PURPOSE: In this study, we aimed to determine the clinicopathologic, radiologic, and molecular significance of the tumor invasiveness to further stratify the patients with high-grade (HG) upper tract urothelial carcinoma (UTUC) who can be treated less aggressively.

MATERIALS AND METHODS: Clinicopathologic and radiologic characteristics of 166 surgically resected HG UTUC (48 non-invasive, and 118 invasive) cases were evaluated. Six non-invasive UTUC cases with intra-tumoral tumor grade heterogeneity were selected for whole exome sequencing (WES) to understand the underlying molecular pathophysiology. Barcode-tagging sequencing (BTSeq) was done for validation of the target genes from WES data.

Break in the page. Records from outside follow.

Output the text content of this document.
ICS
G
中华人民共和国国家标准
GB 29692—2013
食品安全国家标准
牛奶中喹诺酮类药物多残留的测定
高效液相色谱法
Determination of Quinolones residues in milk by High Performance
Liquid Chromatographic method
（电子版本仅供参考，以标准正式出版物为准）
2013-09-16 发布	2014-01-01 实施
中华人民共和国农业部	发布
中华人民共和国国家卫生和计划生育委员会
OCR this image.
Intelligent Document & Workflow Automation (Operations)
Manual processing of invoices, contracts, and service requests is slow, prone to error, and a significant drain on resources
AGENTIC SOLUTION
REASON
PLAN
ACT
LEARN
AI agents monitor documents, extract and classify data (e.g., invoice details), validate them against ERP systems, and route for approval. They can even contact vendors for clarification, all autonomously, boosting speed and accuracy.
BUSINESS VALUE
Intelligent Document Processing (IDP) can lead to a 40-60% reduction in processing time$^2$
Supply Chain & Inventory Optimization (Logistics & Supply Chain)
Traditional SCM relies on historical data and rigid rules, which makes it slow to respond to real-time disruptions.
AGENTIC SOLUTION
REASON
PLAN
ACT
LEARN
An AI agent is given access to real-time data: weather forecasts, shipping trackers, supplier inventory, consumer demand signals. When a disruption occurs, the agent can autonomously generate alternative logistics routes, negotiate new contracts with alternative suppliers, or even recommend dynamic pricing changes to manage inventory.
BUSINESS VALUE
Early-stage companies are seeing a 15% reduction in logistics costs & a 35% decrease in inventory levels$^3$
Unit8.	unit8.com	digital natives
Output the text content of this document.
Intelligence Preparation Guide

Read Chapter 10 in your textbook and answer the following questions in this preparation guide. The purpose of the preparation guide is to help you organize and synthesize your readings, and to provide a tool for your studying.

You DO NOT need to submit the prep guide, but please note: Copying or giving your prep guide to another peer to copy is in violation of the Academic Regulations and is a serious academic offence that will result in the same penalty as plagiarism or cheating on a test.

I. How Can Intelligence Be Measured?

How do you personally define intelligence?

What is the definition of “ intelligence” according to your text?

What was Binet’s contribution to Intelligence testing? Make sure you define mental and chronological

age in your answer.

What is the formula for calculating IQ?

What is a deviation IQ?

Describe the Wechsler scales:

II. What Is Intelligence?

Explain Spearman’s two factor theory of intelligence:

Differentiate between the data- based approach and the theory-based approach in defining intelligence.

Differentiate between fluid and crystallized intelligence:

RESULTS: Patients with non-invasive UTUC showed no cancer-specific death with better cancer-specific survival (p<0.001) and recurrence-free survival (p<0.001) compared to the patients with invasive UTUC. Compared to the invasive UTUC, non-invasive UTUC was correlated to a low grade on the preoperative abdominal computed tomography (CT) grading system (p<0.001), histologic intratumoral tumor grade heterogeneity (p=0.018), discrepancy in preoperative urine cytology diagnosis (p=0.018), and absence of urothelial carcinoma in situ (p<0.001). WES of the heterogeneous components showed mutually shared HRAS and FGFR3 mutations shared between the HG and LG components. HRAS mutation was associated with the lower grade on preoperative abdominal CT and intratumoral tumor grade heterogeneity (p=0.045 and p<0.001, respectively), whereas FGFR3 mutation was correlated to the absence of carcinoma in situ (p<0.001).

CONCLUSION: According to our comprehensive analysis, HG non-invasive UTUC can be preoperatively suspected based on distinct preoperative radiologic, cytologic, histologic, and molecular features. Non-invasive HG UTUC shows excellent prognosis and thus should be treated less aggressively.